"In the other room, I could hear Charlie growling a few times to warm up his throat. 'Ghraagh,' he said. 'Bregkk.'"
If, like me, you find yourself worn down by the daily struggle to grapple with simultaneous food, energy, financial and environmental global crises, then perhaps you need a diversion: A wonderful essay about a death metal band in India. (Found via Sepia Mutiny.)
It was near midnight on the eve of India’s independence [day], and I was at a concert called Freedom Jam, held at a club on the outskirts of Bangalore called only The Club. Watching the band perform from beside the stage, I noticed a girl with a nose ring. My grandmother’s nose was pierced when she married at thirteen; her nose ring was a sign that she adhered to a certain traditional image of Indian womanhood.

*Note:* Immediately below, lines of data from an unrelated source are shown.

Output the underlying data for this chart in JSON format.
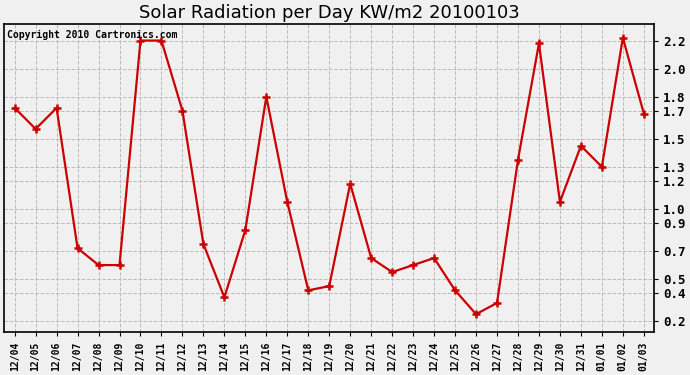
{
  "title": "Solar Radiation per Day KW/m2 20100103",
  "copyright_text": "Copyright 2010 Cartronics.com",
  "labels": [
    "12/04",
    "12/05",
    "12/06",
    "12/07",
    "12/08",
    "12/09",
    "12/10",
    "12/11",
    "12/12",
    "12/13",
    "12/14",
    "12/15",
    "12/16",
    "12/17",
    "12/18",
    "12/19",
    "12/20",
    "12/21",
    "12/22",
    "12/23",
    "12/24",
    "12/25",
    "12/26",
    "12/27",
    "12/28",
    "12/29",
    "12/30",
    "12/31",
    "01/01",
    "01/02",
    "01/03"
  ],
  "values": [
    1.72,
    1.57,
    1.72,
    0.72,
    0.6,
    0.6,
    2.2,
    2.2,
    1.7,
    0.75,
    0.37,
    0.85,
    1.8,
    1.05,
    0.42,
    0.45,
    1.18,
    0.65,
    0.55,
    0.6,
    0.65,
    0.42,
    0.25,
    0.33,
    1.35,
    2.18,
    1.05,
    1.45,
    1.3,
    2.22,
    1.68
  ],
  "line_color": "#cc0000",
  "marker": "+",
  "marker_size": 6,
  "line_width": 1.6,
  "ylim": [
    0.12,
    2.32
  ],
  "yticks": [
    0.2,
    0.4,
    0.5,
    0.7,
    0.9,
    1.0,
    1.2,
    1.3,
    1.5,
    1.7,
    1.8,
    2.0,
    2.2
  ],
  "grid_color": "#bbbbbb",
  "bg_color": "#f0f0f0",
  "plot_bg_color": "#f0f0f0",
  "title_fontsize": 13,
  "copyright_fontsize": 7,
  "tick_fontsize": 7,
  "ytick_fontsize": 9
}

For this girl, however, the ring indicated that she was not just westernized (such girls simply chose not to get their noses pierced) but a member of an alternative community that existed outside the mainstream of westernized Indian youth.

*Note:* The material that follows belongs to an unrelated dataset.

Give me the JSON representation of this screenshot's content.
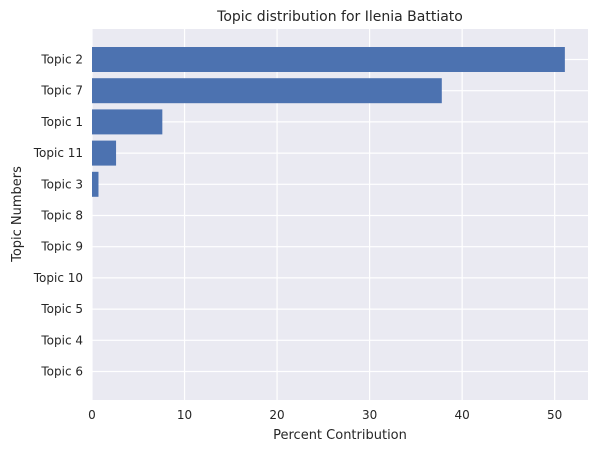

Just there, in that opening paragraph, with its extraordinarily evocative image of an Indian girl whose nose ring signifies a very special kind of outsider status, you can find grist for a thousand dissertations on postmodern identity and culture. But Akshay Ahuja’s “Death Metal and the Indian Identity,” published in the April issue of Guernica, never succumbs to the fatal flaw of over-analysis. It is simply closely observed, thoughtful and exquisitely written.